Machine Learning: Working out the Cost Function

I'll give an example, and then work out the cost function for three different pairs of values for  θ₀ and θ₁.
The cost function J( θ₀,θ₁) is used to measure how good a fit a line is to the data. If it's a good fit, then it's going to give you better predictions.  The line we're trying to make as good a fit as possible is h_θ(x)= θ₀ + θ₁x. The idea is to minimise the value of J. (I'm not going to talk about how to minimise it here, just how to calculate it from given values of  θ₀ and θ₁.)

Training examples

x	y
2	1
2	4
5	4
5	8
9	8
9	11

Below I'll work out the cost function for various values of theta₀ and theta₁. The values are just chosen as illustrations and have not been chosen in any particular way.

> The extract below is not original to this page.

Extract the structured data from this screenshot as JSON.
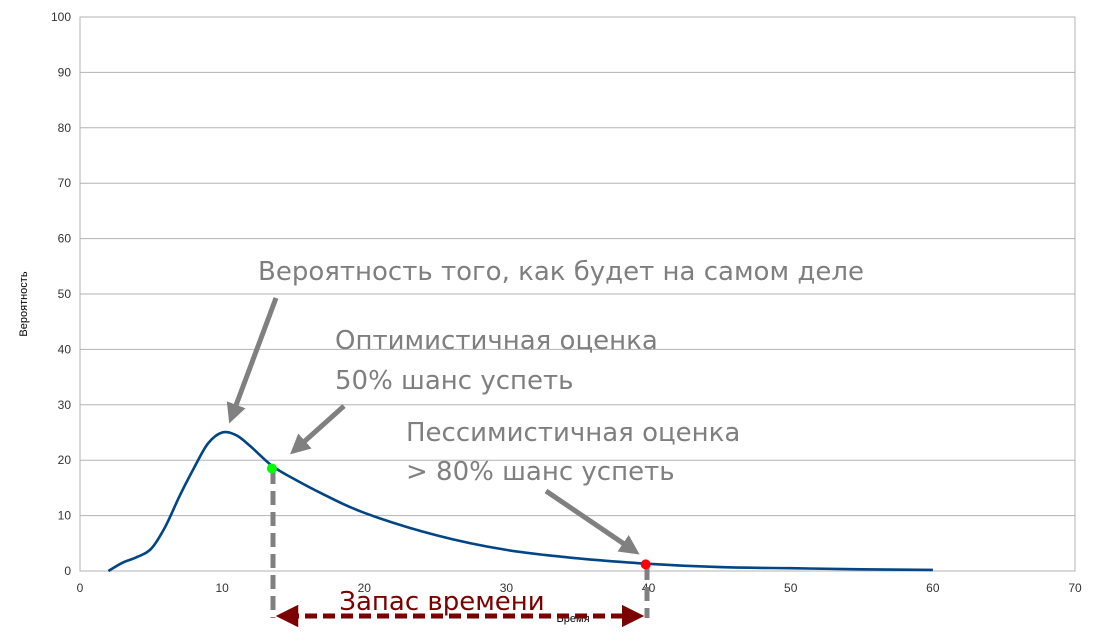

Working out the Cost Function

First, we'll take θ₀=0 and θ₁=0. This gives us h(x)=0, which we draw on the graph as the horizontal line, y=0 along the x-axis. The crosses are the points given by the training examples.

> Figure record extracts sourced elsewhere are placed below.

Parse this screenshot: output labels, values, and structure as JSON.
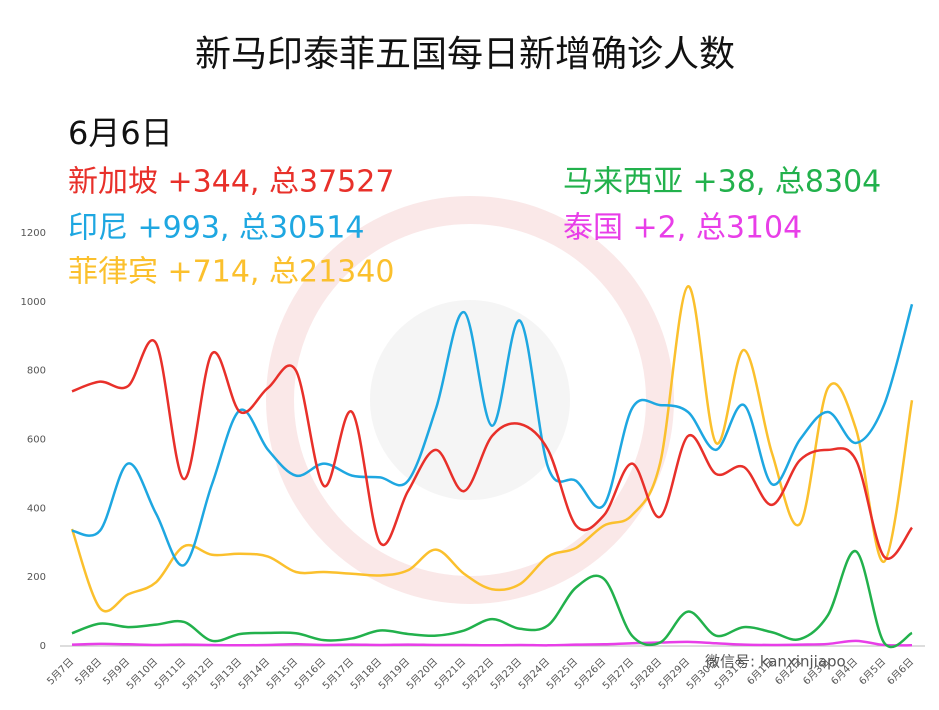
{
  "chart_data": {
    "type": "line",
    "title": "新马印泰菲五国每日新增确诊人数",
    "subtitle": "6月6日",
    "annotations": [
      {
        "text": "新加坡 +344, 总37527",
        "color": "#e8302a"
      },
      {
        "text": "印尼 +993, 总30514",
        "color": "#1ea7e1"
      },
      {
        "text": "菲律宾 +714, 总21340",
        "color": "#fbc02d"
      },
      {
        "text": "马来西亚 +38, 总8304",
        "color": "#22b14c"
      },
      {
        "text": "泰国 +2, 总3104",
        "color": "#e83ee8"
      }
    ],
    "watermark": "微信号: kanxinjiapo",
    "categories": [
      "5月7日",
      "5月8日",
      "5月9日",
      "5月10日",
      "5月11日",
      "5月12日",
      "5月13日",
      "5月14日",
      "5月15日",
      "5月16日",
      "5月17日",
      "5月18日",
      "5月19日",
      "5月20日",
      "5月21日",
      "5月22日",
      "5月23日",
      "5月24日",
      "5月25日",
      "5月26日",
      "5月27日",
      "5月28日",
      "5月29日",
      "5月30日",
      "5月31日",
      "6月1日",
      "6月2日",
      "6月3日",
      "6月4日",
      "6月5日",
      "6月6日"
    ],
    "series": [
      {
        "name": "新加坡",
        "color": "#e8302a",
        "values": [
          740,
          768,
          755,
          880,
          485,
          850,
          680,
          750,
          800,
          465,
          680,
          300,
          450,
          570,
          450,
          610,
          645,
          570,
          350,
          380,
          530,
          375,
          610,
          500,
          520,
          410,
          540,
          570,
          540,
          260,
          344
        ]
      },
      {
        "name": "印尼",
        "color": "#1ea7e1",
        "values": [
          335,
          335,
          530,
          385,
          235,
          470,
          685,
          570,
          495,
          530,
          495,
          490,
          480,
          690,
          970,
          640,
          945,
          520,
          480,
          410,
          690,
          700,
          680,
          570,
          700,
          470,
          600,
          680,
          590,
          700,
          993
        ]
      },
      {
        "name": "菲律宾",
        "color": "#fbc02d",
        "values": [
          340,
          110,
          150,
          185,
          290,
          265,
          268,
          260,
          215,
          215,
          210,
          205,
          220,
          280,
          210,
          165,
          180,
          260,
          285,
          350,
          380,
          530,
          1045,
          590,
          860,
          560,
          355,
          750,
          630,
          245,
          714
        ]
      },
      {
        "name": "马来西亚",
        "color": "#22b14c",
        "values": [
          37,
          65,
          55,
          62,
          70,
          15,
          35,
          38,
          37,
          17,
          22,
          45,
          35,
          30,
          45,
          78,
          50,
          60,
          170,
          195,
          30,
          10,
          100,
          30,
          55,
          40,
          20,
          90,
          275,
          10,
          38
        ]
      },
      {
        "name": "泰国",
        "color": "#e83ee8",
        "values": [
          4,
          6,
          5,
          3,
          4,
          3,
          2,
          3,
          5,
          3,
          4,
          3,
          4,
          3,
          3,
          2,
          3,
          2,
          4,
          5,
          8,
          10,
          12,
          8,
          4,
          3,
          4,
          6,
          15,
          3,
          2
        ]
      }
    ],
    "ylim": [
      0,
      1200
    ],
    "yticks": [
      0,
      200,
      400,
      600,
      800,
      1000,
      1200
    ],
    "grid": false
  }
}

x	y	h(x)=0	h(x)-y	( h(x) - y )2
2	1	0	0-1=-1	1
2	4	0	0-4=-4	16
5	4	0	0-4=-4	16
5	8	0	0-8=-8	64
9	8	0	0-8=-8	64
9	11	0	0-11=-11	121
			Sum of ( h(x) - y )2	282

Now the cost function is J(θ₀, θ₁)=1/2m Σ( h(x)-y)². Now m= number of values in the training set =6, Σ( h(x)-y)² just means the sum of all the values in the squared column above. Putting the values in gives


J(0, 0)=1/(2*6) (282) = 282/12=23.5.


We want to minimise J so let's try some other values of  θ₀ and θ₁. Next, we'll try θ₀=0 and θ₁=1. This gives h(x)=x which is the line y=x.

x	y	h(x)=x	h(x)-y	( h(x) - y )2
2	1	2	2-1=1	1
2	4	2	2-4=-2	4
5	4	5	5-4=1	1
5	8	5	5-8=-3	9
9	8	9	9-8=1	1
9	11	9	9-1=-2	4
			Sum of ( h(x) - y )2	20

 So J(0, 1)=1/(2*6) (20) = 20/12 = 1.67 (2 decimal places). This is better than the answer we had for the previous values of  θ₀ and θ₁ as we are trying to minimise the cost function.

Finally, we'll do θ₀=1 and θ₁=1. This gives h(x)=x+1 which is the line y=1+x on the graph.

x	y	h(x)=1+ x	h(x)-y	( h(x) - y )2
2	1	3	3-1=2	4
2	4	3	3-4=-1	1
5	4	6	6-4=2	4
5	8	6	6-8=-2	4
9	8	10	10-8=2	4
9	11	10	10-11=-1	1
			Sum of ( h(x) - y )2	18

So J(1, 1)=1/(2*6) (18) = 18/12 = 1.5, which again is an improvement.